Salvini snocciola i numeri dei permessi concessi negli ultimi "tre anni", ma come si vede non sono ancora trascorsi tre anni da quando è stato esplicitamente stabilito che la domanda per i permessi per protezione speciale può essere fatta dallo straniero in Questura, cosa che è stata chiarita come abbiamo visto solo luglio 2021.

La durata della protezione speciale poi è di due anni, per cui in molti casi, ammesso che la procedura sia stata completata, i permessi non sono ancora scaduti, e quindi lo straniero, che nel frattempo magari ha trovato un'occupazione, potrebbe non aver fatto ancora domanda per convertire la protezione speciale in permesso in un permesso di soggiorno per motivi di lavoro (subordinato o autonomo).

Le questure però come sappiamo sono ingolfate e procedono a rilento: in molti casi non è ancora arrivata a definizione la domanda per ottenere la protezione speciale, e per la stessa procedura di conversione a volte possono servire anche più di due anni.

"Quando uno straniero si reca in questura con il suo permesso di soggiorni in scadenza, e chiede il rinnovo o la conversione, soprattutto nelle grandi città, come Roma o Milano, ci impiegano anche più di due anni, cioè un tempo più lungo della stessa durata del permesso di soggiorno. Salvini probabilmente sta contando solo quei pochi che sono già riusciti ad avere il permesso di soggiorno è l'hanno già convertito. Cosa che magari può essere successa nelle piccole province, dove le questure hanno poche richieste. I numeri che dà il ministro non ci dicono assolutamente nulla", ha detto a Fanpage.it Filippo Miraglia, vicepresidente di Arci.

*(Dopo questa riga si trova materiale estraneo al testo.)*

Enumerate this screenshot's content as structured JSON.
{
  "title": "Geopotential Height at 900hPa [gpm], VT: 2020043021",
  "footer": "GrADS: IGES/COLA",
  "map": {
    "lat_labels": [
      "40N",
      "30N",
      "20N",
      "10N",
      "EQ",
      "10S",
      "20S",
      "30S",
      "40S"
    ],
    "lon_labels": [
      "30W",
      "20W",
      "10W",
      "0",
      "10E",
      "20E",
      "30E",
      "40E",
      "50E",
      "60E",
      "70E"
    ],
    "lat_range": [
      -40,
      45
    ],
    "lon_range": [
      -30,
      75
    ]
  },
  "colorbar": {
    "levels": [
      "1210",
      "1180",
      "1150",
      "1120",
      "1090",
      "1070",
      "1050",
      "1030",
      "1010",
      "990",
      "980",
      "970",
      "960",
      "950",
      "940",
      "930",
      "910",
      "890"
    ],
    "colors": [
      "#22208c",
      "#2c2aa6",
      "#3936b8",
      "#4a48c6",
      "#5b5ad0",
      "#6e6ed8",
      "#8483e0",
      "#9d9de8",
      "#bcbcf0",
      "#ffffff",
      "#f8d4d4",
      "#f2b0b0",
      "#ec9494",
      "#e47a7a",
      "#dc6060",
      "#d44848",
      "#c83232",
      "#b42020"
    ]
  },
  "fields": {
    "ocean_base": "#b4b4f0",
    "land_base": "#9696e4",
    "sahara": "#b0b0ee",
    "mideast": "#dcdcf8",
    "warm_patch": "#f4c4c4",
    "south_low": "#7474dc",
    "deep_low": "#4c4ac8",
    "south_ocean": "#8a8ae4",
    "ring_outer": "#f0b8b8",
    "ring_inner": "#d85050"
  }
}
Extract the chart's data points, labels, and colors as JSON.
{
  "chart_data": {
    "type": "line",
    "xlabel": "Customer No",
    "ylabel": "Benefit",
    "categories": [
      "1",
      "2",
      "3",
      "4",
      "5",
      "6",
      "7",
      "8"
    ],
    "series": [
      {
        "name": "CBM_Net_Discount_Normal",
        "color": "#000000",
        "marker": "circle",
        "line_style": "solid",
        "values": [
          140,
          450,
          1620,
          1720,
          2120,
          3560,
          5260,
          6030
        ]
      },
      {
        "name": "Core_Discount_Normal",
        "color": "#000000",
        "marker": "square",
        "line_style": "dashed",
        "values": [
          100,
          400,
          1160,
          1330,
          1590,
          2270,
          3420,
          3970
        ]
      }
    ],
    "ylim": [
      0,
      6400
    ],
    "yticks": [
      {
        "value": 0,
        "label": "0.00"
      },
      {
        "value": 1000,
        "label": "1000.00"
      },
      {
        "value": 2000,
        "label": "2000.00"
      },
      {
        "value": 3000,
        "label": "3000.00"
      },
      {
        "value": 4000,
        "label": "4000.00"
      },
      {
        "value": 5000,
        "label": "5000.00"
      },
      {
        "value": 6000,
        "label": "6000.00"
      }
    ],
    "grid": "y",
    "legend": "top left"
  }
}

"Il ministero dell'Interno non fornisce i dati, ma è un fatto che fino a luglio 2021 il Viminale non accettava le domande dirette al questore. Per quanto riguarda questo canale, le domande che sono arrivate a definizione sono molto poche, perché i tempi delle questure e delle Commissioni Territoriali sono molto lunghi: nella migliore delle ipotesi ci vuole un anno, è questo il vero scandalo. Per esempio la scorsa settimane ho depositato un ricorso contro un diniego di protezione speciale per una domanda presentata a giugno 2021, per la quale è arrivata la notifica solo 30 giorni fa – ha spiegato l'avvocata Nazarena Zorzella (Asgi) – Nella maggior parte dei casi le domande di protezione speciale devono ancora essere definite e la conversione, con l'eventuale trasformazione in permesso di lavoro, può essere fatta solo alla scadenza. I dati che sta dicendo Salvini sono delle emerite bugie, non si capisce da dove li tragga. Il ministro non sa di cosa parla".

Impossibile quindi considerare questo strumento un fallimento, senza avere in mano delle cifre reali e aggiornate. Il tempo insomma sembra contraddire totalmente la tesi di Salvini. Quando il ministro afferma infatti che su 46.000 permessi rilasciati in tre anni, solo 2.600 sono stati convertiti in contratti, sta dicendo una falsità: intanto perché non sono ancora passati tre anni da luglio 2021, ma appena un anno e mezzo, e poi perché in ogni caso numeri ufficiali sulle domande che gli stranieri fanno autonomamente in Questura non ce ne sono. E anche se ce ne fossero, è ancora presto per fare un bilancio, perché la maggior parte dei permessi rilasciati è ancora valido, e non c'è stato il tempo materiale per eventualmente trasformarli in permesso di soggiorno per motivi di lavoro. Altro che flop.